Responsibilities
- Design and maintain Lakehouse environments using Delta Lake and Fabric Data Warehouses.
- Develop batch and near-real-time data ingestion pipelines using Dataflows Gen2.
- Create and refine notebook-based transformations using PySpark and SQL, along with stored procedures for data warehouse processing.
- Implement medallion architecture with bronze, silver, and gold layers to enable scalable data curation.
- Publish verified semantic models and Power BI datasets that align with business domain needs.
- Optimize storage and compute performance in OneLake through efficient file formats, partitioning, and z-ordering.
- Tune Spark and SQL workloads using caching, concurrency control, and workload isolation techniques.
- Establish reliable retry mechanisms, alerting systems, and monitoring via Fabric Monitoring Hub and Metrics app.
- Perform comprehensive performance testing and scalability evaluations across end-to-end pipelines.
- Enforce data governance using sensitivity labels, row- and column-level security, and workspace-level roles.
- Control access at the item level for Lakehouse tables, data warehouse schemas, and datasets, including Managed Identities for data sources.
- Apply data quality standards, track lineage, and maintain documentation such as descriptions, tags, and ownership metadata, integrating with Purview when applicable.
- Ensure adherence to organizational policies for PII handling, auditing, and data retention.
- Utilize Git integration and Deployment Pipelines in Fabric to support CI/CD across development, testing, and production environments.
- Parameterize pipelines and environments, and externalize configuration settings and secrets using Key Vault.
- Develop automated testing frameworks for validating data transformations and schema integrity.
- Manage release cycles, change control processes, and rollback procedures for data deployments.
- Collaborate with analytics engineers and BI teams to define star schemas, semantic models, and DAX measures.
- Coordinate with data source owners to establish SLAs, manage schema changes, and formalize data contracts.
- Translate business requirements into technical architectures and document key design decisions.
- Deliver knowledge transfer sessions, promote best practices, and provide ongoing support to data consumers.
Compensation
Competitive salary and benefits package offered.
Work Arrangement
Hybrid work model with flexibility for remote and on-site work.
Team
Collaborative data engineering team focused on modern cloud analytics and scalable data platforms.
Responsibilities
- Build and manage Lakehouses (Delta Lake) and Fabric Data Warehouses.

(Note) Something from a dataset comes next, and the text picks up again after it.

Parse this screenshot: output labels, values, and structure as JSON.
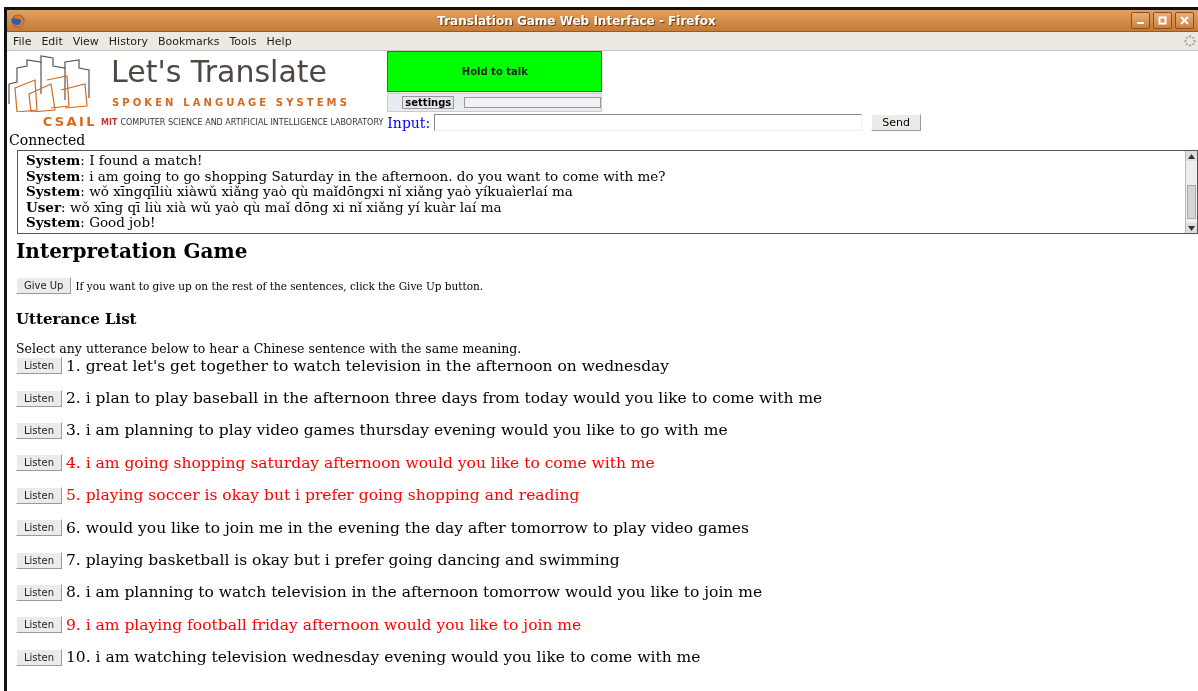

- Develop Data Pipelines and Dataflows Gen2 for batch and near-real-time ingestion.
- Create and optimize Notebook-based transformations (PySpark/SQL) and SQL stored procedures for DW workloads.
- Implement medallion architecture (bronze/silver/gold) for scalable curation.
- Publish certified semantic models and Power BI datasets aligned to business domains.
- Optimize storage/compute in OneLake (file formats, partitioning, z-ordering).
- Tune Spark and SQL workloads (caching strategies, concurrency, workload isolation).
- Implement robust retry, alerting, and monitoring (Fabric Monitoring Hub, Metrics app).
- Conduct end-to-end pipeline performance testing and scalability assessments.
- Enforce data governance with sensitivity labels, row-level/column-level security, and workspace roles.
- Manage item-level permissions (Lakehouse tables, DW schemas, datasets) and Managed Identities for sources.
- Apply data quality rules, lineage, and documentation (Descriptions, Tags, Owner metadata; Purview if applicable).
- Ensure compliance with organizational standards (PII handling, audit, retention).
- Use Fabric Git integration and Deployment Pipelines for CI/CD across dev/test/prod.
- Parameterize pipelines and environments; externalize configuration and secrets (Key Vault).
- Implement automated testing for data transformations and schemas.
- Drive release management, change control, and rollback strategies.
- Partner with analytics engineers and BI teams to design star schemas, semantic models, and DAX measures.
- Work with data source owners for SLAs, schema change management, and contracts.
- Translate business requirements into technical designs and document architecture decisions.
- Provide knowledge transfer, best practices, and support to data consumers.
Available for qualified candidates requiring sponsorship.